The BNM logo depicts on the all series of Malaysian banknotes. 1st to 4th Series from left to right.

Indeed, BNM started adopting the Kijang Emas as official logo back in 1964. The motif was actually from the ancient Kelantan gold coins. There were three types of ancient Kelantan gold coins issued namely Kijang coin, Dinar Matahari or Sun coin and coins with Arabic inscriptions on the both sides of the coin.

The story of of Kelantan Kijang coin was associated with Che Siti Wan Kembang, whom believe to a women ruler of Kelantan. According the the legacy, a Kijang was presented to her Majesty by some Arabian traders which later she became very fond to this animal and thereafter had inscribed the Kijang into the Kelantan ancient coin.
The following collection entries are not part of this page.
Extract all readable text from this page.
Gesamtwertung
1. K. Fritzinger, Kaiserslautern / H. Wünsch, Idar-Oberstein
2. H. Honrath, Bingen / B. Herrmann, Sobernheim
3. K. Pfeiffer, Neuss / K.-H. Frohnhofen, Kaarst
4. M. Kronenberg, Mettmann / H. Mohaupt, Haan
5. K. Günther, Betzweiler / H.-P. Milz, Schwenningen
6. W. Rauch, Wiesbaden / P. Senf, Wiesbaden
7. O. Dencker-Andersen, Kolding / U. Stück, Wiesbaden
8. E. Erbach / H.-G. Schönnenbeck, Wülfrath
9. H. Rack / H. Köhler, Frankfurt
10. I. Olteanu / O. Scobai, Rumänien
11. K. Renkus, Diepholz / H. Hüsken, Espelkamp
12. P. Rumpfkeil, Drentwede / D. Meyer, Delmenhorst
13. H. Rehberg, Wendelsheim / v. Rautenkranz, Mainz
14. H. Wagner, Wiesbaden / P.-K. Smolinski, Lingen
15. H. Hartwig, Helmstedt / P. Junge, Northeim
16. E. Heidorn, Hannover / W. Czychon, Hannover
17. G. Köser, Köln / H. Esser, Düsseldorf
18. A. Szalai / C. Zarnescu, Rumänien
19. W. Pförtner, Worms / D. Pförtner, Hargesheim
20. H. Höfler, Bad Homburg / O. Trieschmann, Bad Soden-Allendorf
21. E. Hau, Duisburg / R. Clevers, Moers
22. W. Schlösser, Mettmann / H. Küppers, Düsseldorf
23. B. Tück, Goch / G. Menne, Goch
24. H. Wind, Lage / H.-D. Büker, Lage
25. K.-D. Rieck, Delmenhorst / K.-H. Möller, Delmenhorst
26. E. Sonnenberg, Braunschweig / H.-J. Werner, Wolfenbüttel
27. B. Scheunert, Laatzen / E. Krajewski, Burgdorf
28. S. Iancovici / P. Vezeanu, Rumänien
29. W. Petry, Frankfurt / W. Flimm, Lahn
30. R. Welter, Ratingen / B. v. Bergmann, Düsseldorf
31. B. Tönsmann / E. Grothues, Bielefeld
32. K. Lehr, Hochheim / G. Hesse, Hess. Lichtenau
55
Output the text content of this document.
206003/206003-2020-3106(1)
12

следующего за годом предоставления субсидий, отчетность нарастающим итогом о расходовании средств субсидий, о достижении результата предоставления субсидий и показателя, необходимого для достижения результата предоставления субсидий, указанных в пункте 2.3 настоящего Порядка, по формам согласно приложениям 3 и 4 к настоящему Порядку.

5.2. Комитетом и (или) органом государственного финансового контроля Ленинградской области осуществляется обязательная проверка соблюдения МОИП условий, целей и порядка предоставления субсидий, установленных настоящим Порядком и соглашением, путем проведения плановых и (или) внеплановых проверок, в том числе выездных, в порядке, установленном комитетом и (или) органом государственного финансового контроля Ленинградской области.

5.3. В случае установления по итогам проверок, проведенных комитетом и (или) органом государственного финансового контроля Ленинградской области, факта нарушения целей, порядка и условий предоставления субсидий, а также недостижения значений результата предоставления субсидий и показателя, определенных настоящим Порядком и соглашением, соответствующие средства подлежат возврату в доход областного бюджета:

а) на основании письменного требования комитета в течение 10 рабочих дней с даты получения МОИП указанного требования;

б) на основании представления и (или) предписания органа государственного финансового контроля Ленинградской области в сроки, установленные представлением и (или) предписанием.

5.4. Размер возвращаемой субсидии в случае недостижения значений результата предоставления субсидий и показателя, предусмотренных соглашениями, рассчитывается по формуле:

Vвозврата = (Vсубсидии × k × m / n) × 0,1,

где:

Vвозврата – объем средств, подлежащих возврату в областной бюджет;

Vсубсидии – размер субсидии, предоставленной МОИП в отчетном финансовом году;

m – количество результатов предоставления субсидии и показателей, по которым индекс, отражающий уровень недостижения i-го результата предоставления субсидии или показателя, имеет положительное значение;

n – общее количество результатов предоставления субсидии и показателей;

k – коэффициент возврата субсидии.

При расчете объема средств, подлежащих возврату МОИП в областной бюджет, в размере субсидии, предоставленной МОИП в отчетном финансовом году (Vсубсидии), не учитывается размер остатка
Another version of this Kijang coin was in fact associated with the influence of Saivite Hinduism. It was believe that this Kijang coin resembled the Indian humped-back bull. The bull motif was depicted in ancients coin which found to be circulated in the northern Malay states. Many historians believe that the bull motif had been gradually transformed to that of a Kijang.

The ancient Kelantan gold coin depicts the Kijang

Besides the BNM logo, Kijang Emas is also used and known as Malaysian gold bullion coin. Malaysia is the 12th country in the world issued its own gold bullion coin. It was launched in 17 July 2001 by the Bank Negara Malaysia and minted by Royal Mint of Malaysia Sdn Bhd. This Kijang Emas comes in three different face values i.e. RM200 (1 Troy ounce), RM100 (1/2 Troy ounce) and RM50 (1/4 Troy ounce). They are minted with 99.99% pure gold. You may find further information of this Kijang Emas coin at Bank Negara's website or other commercial websites such as Maybank.